I was recently debating with my friend Mike, a premed junior, about the “truth” behind a person’s psychic experience. When I introduced the idea of the shaman and the schizophrenic, he agreed that it is ethnocentric for the western doctor to go and pathologize what he or she does not understand in an unfamiliar cultural context. This is certainly a progressive reading, but Mike consistently returned to a master narrative explanation: the person may appear to be a shaman, but science will provide the real truth of whether or not the shaman is schizophrenic. Perhaps we misinterpret at a given time, but there is undoubtedly a stable truth to the situation. With enough scientific inquiry we will reach the conclusion. Even if it’s good for the person to think they are a shaman, it is wishful thinking and inevitably a lie. This was pretty much what I expected, so when we hit this point it seemed we had to scale back to a more ontological discussion and we turned to the old zen koan about the tree falling in the woods. I argued that there may be something that happens when that tree falls, but without human interpretation it need not be sound. Indeed, the thing falling need not be a “tree,” and it may not be “falling.” I then tried to explain that his concept of language assumed that there is a referent to which “tree” refers, a stable thing that is “tree.” Instead I asked him to consider that the amorphous blob of matter making up the tree has no essential truth to it outside our meaning assignments, and that tree only gains resonance through linguistic relations and classifications. He got frustrated, and so did I.

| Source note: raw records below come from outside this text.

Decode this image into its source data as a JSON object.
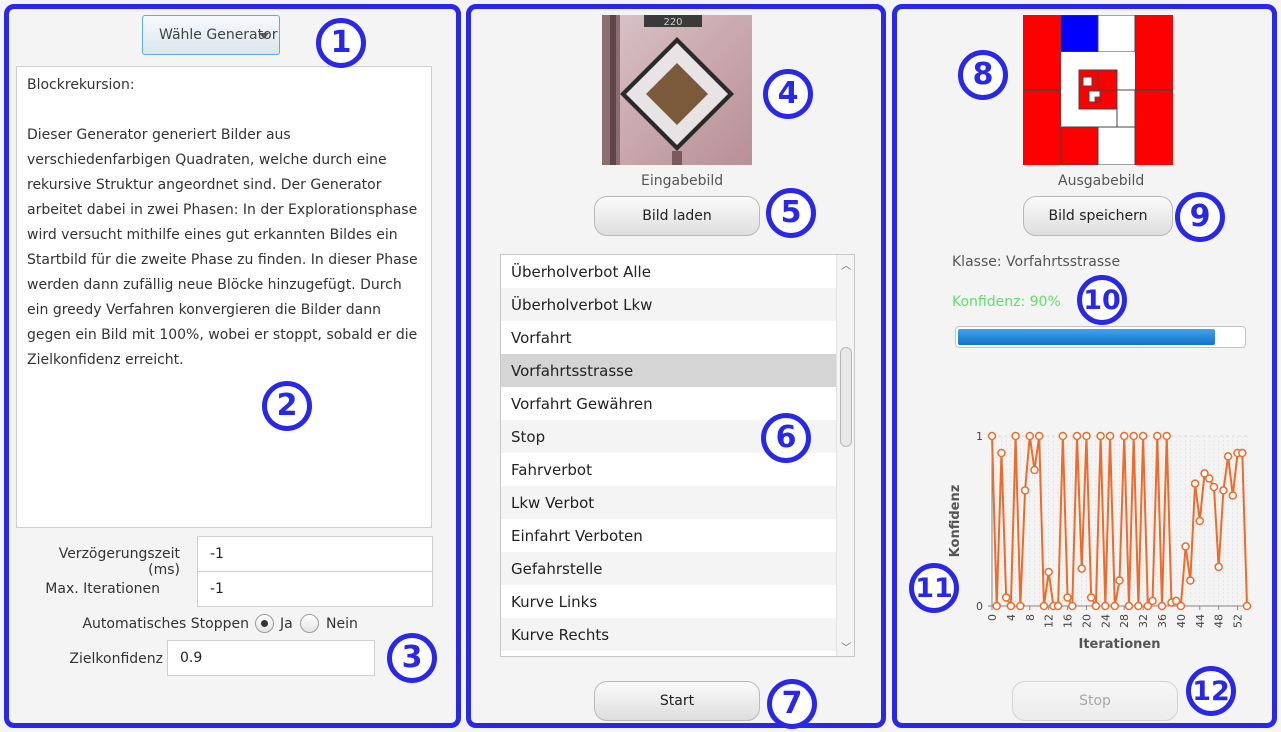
{
  "left_panel": {
    "generator_dropdown": "Wähle Generator",
    "description": "Blockrekursion:\n\nDieser Generator generiert Bilder aus verschiedenfarbigen Quadraten, welche durch eine rekursive Struktur angeordnet sind. Der Generator arbeitet dabei in zwei Phasen: In der Explorationsphase wird versucht mithilfe eines gut erkannten Bildes ein Startbild für die zweite Phase zu finden. In dieser Phase werden dann zufällig neue Blöcke hinzugefügt. Durch ein greedy Verfahren konvergieren die Bilder dann gegen ein Bild mit 100%, wobei er stoppt, sobald er die Zielkonfidenz erreicht.",
    "delay_label": "Verzögerungszeit (ms)",
    "delay_value": "-1",
    "max_iter_label": "Max. Iterationen",
    "max_iter_value": "-1",
    "auto_stop_label": "Automatisches Stoppen",
    "auto_stop_yes": "Ja",
    "auto_stop_no": "Nein",
    "auto_stop_selected": "Ja",
    "target_conf_label": "Zielkonfidenz",
    "target_conf_value": "0.9"
  },
  "middle_panel": {
    "input_caption": "Eingabebild",
    "load_button": "Bild laden",
    "classes": [
      "Überholverbot Alle",
      "Überholverbot Lkw",
      "Vorfahrt",
      "Vorfahrtsstrasse",
      "Vorfahrt Gewähren",
      "Stop",
      "Fahrverbot",
      "Lkw Verbot",
      "Einfahrt Verboten",
      "Gefahrstelle",
      "Kurve Links",
      "Kurve Rechts"
    ],
    "selected_class": "Vorfahrtsstrasse",
    "start_button": "Start",
    "sign_plate_text": "220"
  },
  "right_panel": {
    "output_caption": "Ausgabebild",
    "save_button": "Bild speichern",
    "class_label": "Klasse: Vorfahrtsstrasse",
    "confidence_label": "Konfidenz: 90%",
    "confidence_value": 0.9,
    "stop_button": "Stop",
    "stop_enabled": false
  },
  "markers": [
    "1",
    "2",
    "3",
    "4",
    "5",
    "6",
    "7",
    "8",
    "9",
    "10",
    "11",
    "12"
  ],
  "colors": {
    "marker": "#2828e6",
    "confidence_text": "#5fe06a",
    "progress": "#1e82dc",
    "chart_line": "#f06a2a",
    "output_red": "#ff0000",
    "output_blue": "#0000ff"
  },
  "chart_data": {
    "type": "line",
    "xlabel": "Iterationen",
    "ylabel": "Konfidenz",
    "ylim": [
      0,
      1
    ],
    "xlim": [
      0,
      54
    ],
    "x_ticks": [
      0,
      4,
      8,
      12,
      16,
      20,
      24,
      28,
      32,
      36,
      40,
      44,
      48,
      52
    ],
    "y_ticks": [
      0,
      1
    ],
    "series": [
      {
        "name": "",
        "x": [
          0,
          1,
          2,
          3,
          4,
          5,
          6,
          7,
          8,
          9,
          10,
          11,
          12,
          13,
          14,
          15,
          16,
          17,
          18,
          19,
          20,
          21,
          22,
          23,
          24,
          25,
          26,
          27,
          28,
          29,
          30,
          31,
          32,
          33,
          34,
          35,
          36,
          37,
          38,
          39,
          40,
          41,
          42,
          43,
          44,
          45,
          46,
          47,
          48,
          49,
          50,
          51,
          52,
          53,
          54
        ],
        "values": [
          1.0,
          0.0,
          0.9,
          0.05,
          0.0,
          1.0,
          0.0,
          0.68,
          1.0,
          0.8,
          1.0,
          0.0,
          0.2,
          0.0,
          0.0,
          1.0,
          0.05,
          0.0,
          1.0,
          0.22,
          1.0,
          0.05,
          0.0,
          1.0,
          0.0,
          1.0,
          0.0,
          0.15,
          1.0,
          0.0,
          1.0,
          0.0,
          1.0,
          0.0,
          0.03,
          1.0,
          0.0,
          1.0,
          0.02,
          0.03,
          0.0,
          0.35,
          0.15,
          0.72,
          0.5,
          0.78,
          0.75,
          0.7,
          0.23,
          0.68,
          0.88,
          0.65,
          0.9,
          0.9,
          0.0
        ]
      }
    ],
    "grid": true
  }
}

So maybe my approach here needs work. One suggestion Brad Lewis has made is to focus more on the relation of disability activism to mad pride. For disability activists it is important to move away from individualizing and medicalizing approaches that seek to “cure” the abnormal body. Instead a social model should be adopted that adjusts societal environments for different bodies. As Brad writes, “…much of the suffering of different bodies comes from social exclusion, isolation, and lack of opportunity, along with the pernicious side effects of a medical industry bent on aggressive intervention to achieve “normal” bodies.” Similarly, much of the suffering of psychic difference might come from social exclusion, isolation, and lack of opportunity, along with the side effects of a psychiatric industry bent on achieving mental “health.” Perhaps through this lens doctors could become more sensitive and start to relax on the normalizing processes. I believe that this might be a space for doctors to work in that doesn’t call their deepest held beliefs into question, while still highlighting the negative effects they have. It is certainly a start in the move from the scientific desire to “know,” to the sometimes more important desire to “care.”